Metallic-based magnetic switches under confinement

Bistability is undoubtedly one of the most desired properties when designing new technological materials. Molecular magnets, including single-molecule and single-ion magnets, exhibit slow relaxation of their magnetization in addition to magnetic bistability, whereas spin crossover materials are just bistable switches that can be either in low-spin or high-spin depending on their history. These materials have received a great deal of attention because of their potential applications in ultra-high-density information storage, where each molecule can be used as a magnetic bit of information, and quantum computing, by taking advantage of long coherence intervals. For harnessing the magnetic bistability of these appealing switches, the controlled organization in different dimensionality architectures (essential for read-and-write processes) is required. However, it has proven to be a challenging task given that their chemical integrity and unique magnetic properties must be preserved during nanostructuration.
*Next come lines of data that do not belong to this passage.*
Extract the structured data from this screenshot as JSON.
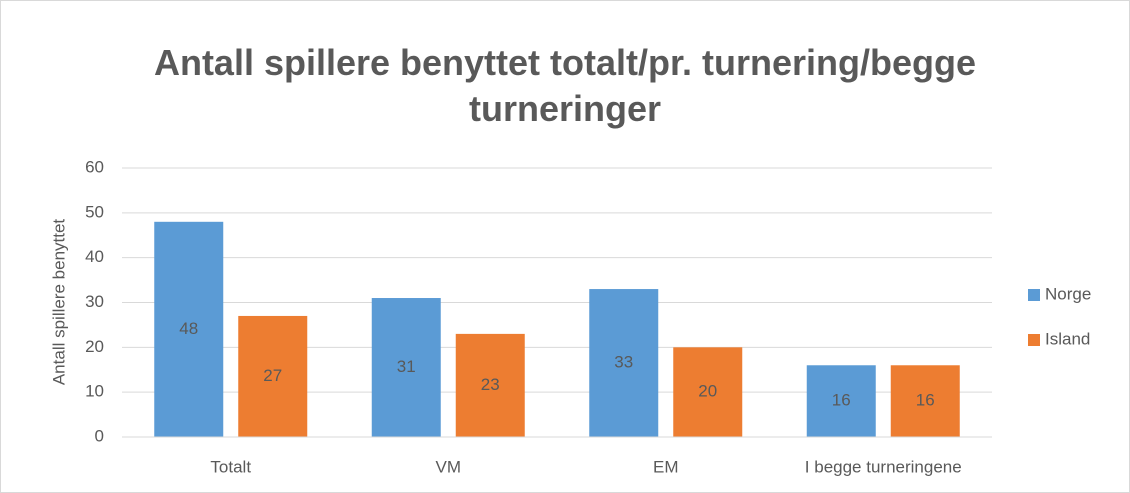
{
  "chart_data": {
    "type": "bar",
    "title": "Antall spillere benyttet totalt/pr. turnering/begge turneringer",
    "y_label": "Antall spillere benyttet",
    "categories": [
      "Totalt",
      "VM",
      "EM",
      "I begge turneringene"
    ],
    "series": [
      {
        "name": "Norge",
        "color": "#5b9bd5",
        "values": [
          48,
          31,
          33,
          16
        ]
      },
      {
        "name": "Island",
        "color": "#ed7d31",
        "values": [
          27,
          23,
          20,
          16
        ]
      }
    ],
    "ylim": [
      0,
      60
    ],
    "yticks": [
      0,
      10,
      20,
      30,
      40,
      50,
      60
    ],
    "grid": true,
    "legend": "right"
  }
}
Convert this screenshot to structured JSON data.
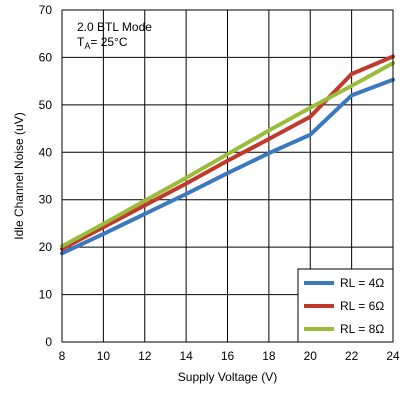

This review highlights recent advances on the confinement of guest magnetic switches within host nanocontainers, such as the void cages of fullerenes and the internal cavities of carbon nanotubes and metal-organic frameworks, yielding zero-, one- and three-dimensional hybrid nanostructures. Detailed discussion of synthetic challenges, confinement methodologies and effects on the properties of the guest magnetic switches upon encapsulation is given here. In spite of the vibrant research in recent years, significant challenges lie ahead. Although spins confined within host nanocontainers can be protected from the environment and manipulated externally, control of their molecular distances has not yet been achieved. A discussion of current challenges and future perspectives in the emerging field of nanostructuration is also presented here.